The first step is to determine whether you are in an acute stage of overtraining or overreaching, or whether these are early symptoms of a more long-term, chronic problem. To determine this, we ask athletes three questions. (1) Are you finding your exercise sessions getting more difficult or easier? If they are getting more difficult and they are the same workouts (i.e., same speed), you're overtraining. (2) Are you very tired but having trouble getting good-quality sleep? If so, you are overtraining. (3) Do you find it difficult to exert maximum effort during a routine training session? If so, you're overtraining. These three simple questions will help you determine whether you are starting to overtrain.
Early stages of overtraining are really overreaching. Overreaching generally occurs when there is a marked increase in intensity or volume, which quite often happens to athletes attending training camp where there is a significant increase in workload within a short period of time. The good news about overreaching is that it can be addressed relatively quickly and easily, with three or four days of planned rest and appropriate nutritional intervention.

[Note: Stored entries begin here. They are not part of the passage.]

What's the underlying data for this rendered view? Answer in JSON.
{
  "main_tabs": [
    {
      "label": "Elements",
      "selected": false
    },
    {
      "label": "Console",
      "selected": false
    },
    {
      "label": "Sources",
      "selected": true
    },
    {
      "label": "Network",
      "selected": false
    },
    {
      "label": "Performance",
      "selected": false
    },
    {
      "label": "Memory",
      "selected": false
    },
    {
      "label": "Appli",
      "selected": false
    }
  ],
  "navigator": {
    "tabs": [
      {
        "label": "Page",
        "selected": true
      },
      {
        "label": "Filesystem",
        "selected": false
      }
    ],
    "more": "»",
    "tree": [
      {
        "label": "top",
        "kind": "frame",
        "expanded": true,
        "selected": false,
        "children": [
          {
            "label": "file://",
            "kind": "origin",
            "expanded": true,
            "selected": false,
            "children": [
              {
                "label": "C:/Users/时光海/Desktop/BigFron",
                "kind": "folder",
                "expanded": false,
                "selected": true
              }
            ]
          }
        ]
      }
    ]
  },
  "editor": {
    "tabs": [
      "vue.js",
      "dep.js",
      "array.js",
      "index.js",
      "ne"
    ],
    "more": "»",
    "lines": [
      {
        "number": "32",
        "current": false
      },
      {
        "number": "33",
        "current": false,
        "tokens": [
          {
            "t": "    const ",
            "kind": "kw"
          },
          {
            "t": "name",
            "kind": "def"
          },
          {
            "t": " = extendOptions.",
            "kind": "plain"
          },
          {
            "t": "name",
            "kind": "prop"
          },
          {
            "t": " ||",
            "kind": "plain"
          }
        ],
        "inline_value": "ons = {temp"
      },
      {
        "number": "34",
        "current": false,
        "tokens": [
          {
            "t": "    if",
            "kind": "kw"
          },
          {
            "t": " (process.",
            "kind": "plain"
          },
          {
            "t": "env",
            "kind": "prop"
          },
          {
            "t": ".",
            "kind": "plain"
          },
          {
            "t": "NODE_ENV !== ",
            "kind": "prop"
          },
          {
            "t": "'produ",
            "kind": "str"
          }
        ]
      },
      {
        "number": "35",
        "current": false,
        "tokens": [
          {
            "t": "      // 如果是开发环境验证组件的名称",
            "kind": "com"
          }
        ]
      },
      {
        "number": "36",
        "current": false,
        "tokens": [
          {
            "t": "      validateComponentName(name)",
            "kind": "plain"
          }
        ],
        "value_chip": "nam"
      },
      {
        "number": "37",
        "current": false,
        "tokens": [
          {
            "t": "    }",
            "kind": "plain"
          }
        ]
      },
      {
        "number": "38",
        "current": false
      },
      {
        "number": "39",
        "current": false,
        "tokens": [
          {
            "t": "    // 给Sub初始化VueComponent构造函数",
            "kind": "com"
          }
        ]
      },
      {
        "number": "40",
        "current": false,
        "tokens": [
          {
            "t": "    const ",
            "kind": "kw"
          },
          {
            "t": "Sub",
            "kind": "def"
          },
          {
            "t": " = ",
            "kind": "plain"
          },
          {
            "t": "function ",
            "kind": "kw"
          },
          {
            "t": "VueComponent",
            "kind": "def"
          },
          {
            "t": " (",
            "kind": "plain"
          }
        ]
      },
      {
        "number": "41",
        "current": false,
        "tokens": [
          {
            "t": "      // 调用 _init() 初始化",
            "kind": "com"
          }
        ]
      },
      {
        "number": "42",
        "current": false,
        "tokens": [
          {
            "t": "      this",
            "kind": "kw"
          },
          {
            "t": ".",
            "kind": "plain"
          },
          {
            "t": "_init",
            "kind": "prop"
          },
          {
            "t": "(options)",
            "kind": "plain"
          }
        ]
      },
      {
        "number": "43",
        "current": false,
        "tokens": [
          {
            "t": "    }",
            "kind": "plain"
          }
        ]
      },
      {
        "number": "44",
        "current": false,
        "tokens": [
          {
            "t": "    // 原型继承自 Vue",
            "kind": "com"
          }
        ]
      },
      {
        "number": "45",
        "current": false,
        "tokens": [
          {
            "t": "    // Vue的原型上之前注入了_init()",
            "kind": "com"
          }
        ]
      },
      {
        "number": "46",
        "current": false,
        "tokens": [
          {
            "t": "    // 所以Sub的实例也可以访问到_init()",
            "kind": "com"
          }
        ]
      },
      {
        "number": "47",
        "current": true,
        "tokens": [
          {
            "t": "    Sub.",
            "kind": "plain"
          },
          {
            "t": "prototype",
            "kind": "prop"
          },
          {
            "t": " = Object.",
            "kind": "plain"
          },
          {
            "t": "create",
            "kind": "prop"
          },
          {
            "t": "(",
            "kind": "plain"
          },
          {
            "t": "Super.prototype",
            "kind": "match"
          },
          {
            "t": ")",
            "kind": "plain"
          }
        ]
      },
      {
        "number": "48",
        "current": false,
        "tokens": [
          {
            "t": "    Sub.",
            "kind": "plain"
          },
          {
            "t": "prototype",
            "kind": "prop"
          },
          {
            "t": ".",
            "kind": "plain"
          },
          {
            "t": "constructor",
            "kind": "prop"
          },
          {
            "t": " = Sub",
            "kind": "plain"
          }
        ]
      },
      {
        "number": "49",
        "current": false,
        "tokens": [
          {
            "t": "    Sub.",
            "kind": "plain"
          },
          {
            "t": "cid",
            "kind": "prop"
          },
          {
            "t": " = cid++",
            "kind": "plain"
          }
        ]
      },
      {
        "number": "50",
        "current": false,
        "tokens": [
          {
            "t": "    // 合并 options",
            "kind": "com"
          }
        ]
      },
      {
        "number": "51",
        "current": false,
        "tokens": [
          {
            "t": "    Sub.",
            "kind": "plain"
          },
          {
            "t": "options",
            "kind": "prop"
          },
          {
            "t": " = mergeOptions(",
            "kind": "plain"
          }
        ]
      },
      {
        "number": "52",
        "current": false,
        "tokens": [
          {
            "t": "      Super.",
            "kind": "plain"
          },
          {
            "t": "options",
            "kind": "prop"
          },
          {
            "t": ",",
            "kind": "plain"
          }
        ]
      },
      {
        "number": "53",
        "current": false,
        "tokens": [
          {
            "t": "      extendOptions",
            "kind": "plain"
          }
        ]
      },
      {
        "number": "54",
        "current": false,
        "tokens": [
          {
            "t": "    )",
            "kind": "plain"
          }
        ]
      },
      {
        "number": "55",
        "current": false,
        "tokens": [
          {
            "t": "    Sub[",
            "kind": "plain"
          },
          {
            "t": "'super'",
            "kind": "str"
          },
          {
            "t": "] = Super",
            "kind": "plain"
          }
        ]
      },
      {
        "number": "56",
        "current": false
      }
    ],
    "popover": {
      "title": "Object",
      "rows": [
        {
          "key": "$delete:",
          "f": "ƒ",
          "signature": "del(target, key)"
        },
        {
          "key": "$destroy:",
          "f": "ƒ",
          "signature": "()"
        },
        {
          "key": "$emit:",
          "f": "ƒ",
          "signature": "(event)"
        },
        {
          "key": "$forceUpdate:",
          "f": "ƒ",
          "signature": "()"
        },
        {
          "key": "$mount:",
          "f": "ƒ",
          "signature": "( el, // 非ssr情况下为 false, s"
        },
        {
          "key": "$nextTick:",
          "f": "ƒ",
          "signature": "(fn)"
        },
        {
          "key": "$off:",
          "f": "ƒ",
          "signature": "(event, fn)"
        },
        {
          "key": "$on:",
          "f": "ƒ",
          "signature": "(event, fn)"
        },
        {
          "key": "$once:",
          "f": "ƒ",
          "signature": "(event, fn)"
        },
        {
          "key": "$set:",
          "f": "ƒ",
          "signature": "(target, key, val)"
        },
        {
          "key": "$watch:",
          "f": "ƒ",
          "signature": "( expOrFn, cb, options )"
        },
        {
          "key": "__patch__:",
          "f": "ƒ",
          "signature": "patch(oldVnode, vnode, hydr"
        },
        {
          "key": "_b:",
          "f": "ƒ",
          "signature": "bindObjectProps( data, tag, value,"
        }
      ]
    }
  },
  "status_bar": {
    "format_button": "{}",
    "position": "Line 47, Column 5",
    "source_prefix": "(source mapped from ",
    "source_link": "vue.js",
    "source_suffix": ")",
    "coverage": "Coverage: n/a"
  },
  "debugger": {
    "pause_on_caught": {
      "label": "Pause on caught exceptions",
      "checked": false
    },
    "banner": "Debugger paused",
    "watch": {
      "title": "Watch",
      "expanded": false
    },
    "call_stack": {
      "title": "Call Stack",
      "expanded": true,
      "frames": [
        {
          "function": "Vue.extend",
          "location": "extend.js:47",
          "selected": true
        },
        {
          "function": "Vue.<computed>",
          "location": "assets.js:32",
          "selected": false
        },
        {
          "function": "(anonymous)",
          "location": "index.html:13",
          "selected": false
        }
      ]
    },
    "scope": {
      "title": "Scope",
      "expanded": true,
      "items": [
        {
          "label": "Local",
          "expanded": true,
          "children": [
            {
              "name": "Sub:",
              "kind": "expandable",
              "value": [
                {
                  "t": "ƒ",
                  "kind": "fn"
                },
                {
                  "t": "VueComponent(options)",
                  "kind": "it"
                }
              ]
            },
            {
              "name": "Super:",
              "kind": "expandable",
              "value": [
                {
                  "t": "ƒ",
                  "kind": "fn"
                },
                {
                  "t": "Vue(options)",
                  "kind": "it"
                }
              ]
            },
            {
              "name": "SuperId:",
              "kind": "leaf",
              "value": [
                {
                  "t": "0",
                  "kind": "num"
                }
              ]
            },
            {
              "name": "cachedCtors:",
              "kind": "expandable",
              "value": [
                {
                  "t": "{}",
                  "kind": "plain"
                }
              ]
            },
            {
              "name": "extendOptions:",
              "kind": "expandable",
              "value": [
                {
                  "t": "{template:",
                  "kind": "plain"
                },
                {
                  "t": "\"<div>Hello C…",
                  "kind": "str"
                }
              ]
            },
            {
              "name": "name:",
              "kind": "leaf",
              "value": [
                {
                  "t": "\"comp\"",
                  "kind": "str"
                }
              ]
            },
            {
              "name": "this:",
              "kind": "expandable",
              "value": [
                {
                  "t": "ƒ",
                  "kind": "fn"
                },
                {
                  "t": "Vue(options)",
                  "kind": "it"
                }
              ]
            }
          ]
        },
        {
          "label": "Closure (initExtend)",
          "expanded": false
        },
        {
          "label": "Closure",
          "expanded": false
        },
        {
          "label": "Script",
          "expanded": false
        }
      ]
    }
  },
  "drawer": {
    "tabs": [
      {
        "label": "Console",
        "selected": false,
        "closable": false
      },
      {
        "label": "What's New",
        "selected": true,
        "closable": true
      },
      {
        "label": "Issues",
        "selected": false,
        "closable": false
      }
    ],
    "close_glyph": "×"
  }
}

Ignoring the symptoms and continuing to train with the mentality that you just need to grind through the sessions will inevitably lead to classic overtraining. Classic overtraining is a more long-term problem with more serious consequences. It usually has all the signs and symptoms of overreaching plus a couple more: resting heart rate continues to be elevated at rest, and exercise heart rates continue to be depressed despite efforts to work harder. What follows tends to be a period of illness or sickness as a result of a compromised immune system. At this point you are clearly overtraining and facing several weeks or possibly several months of layoff from exercise.
Fortunately, by monitoring your heart rate regularly both at rest and during exercise, you can detect these early symptoms. Then, you can take appropriate action to vary the intensity and duration of workouts to ensure that you do not move from the overreaching condition into the overtraining condition.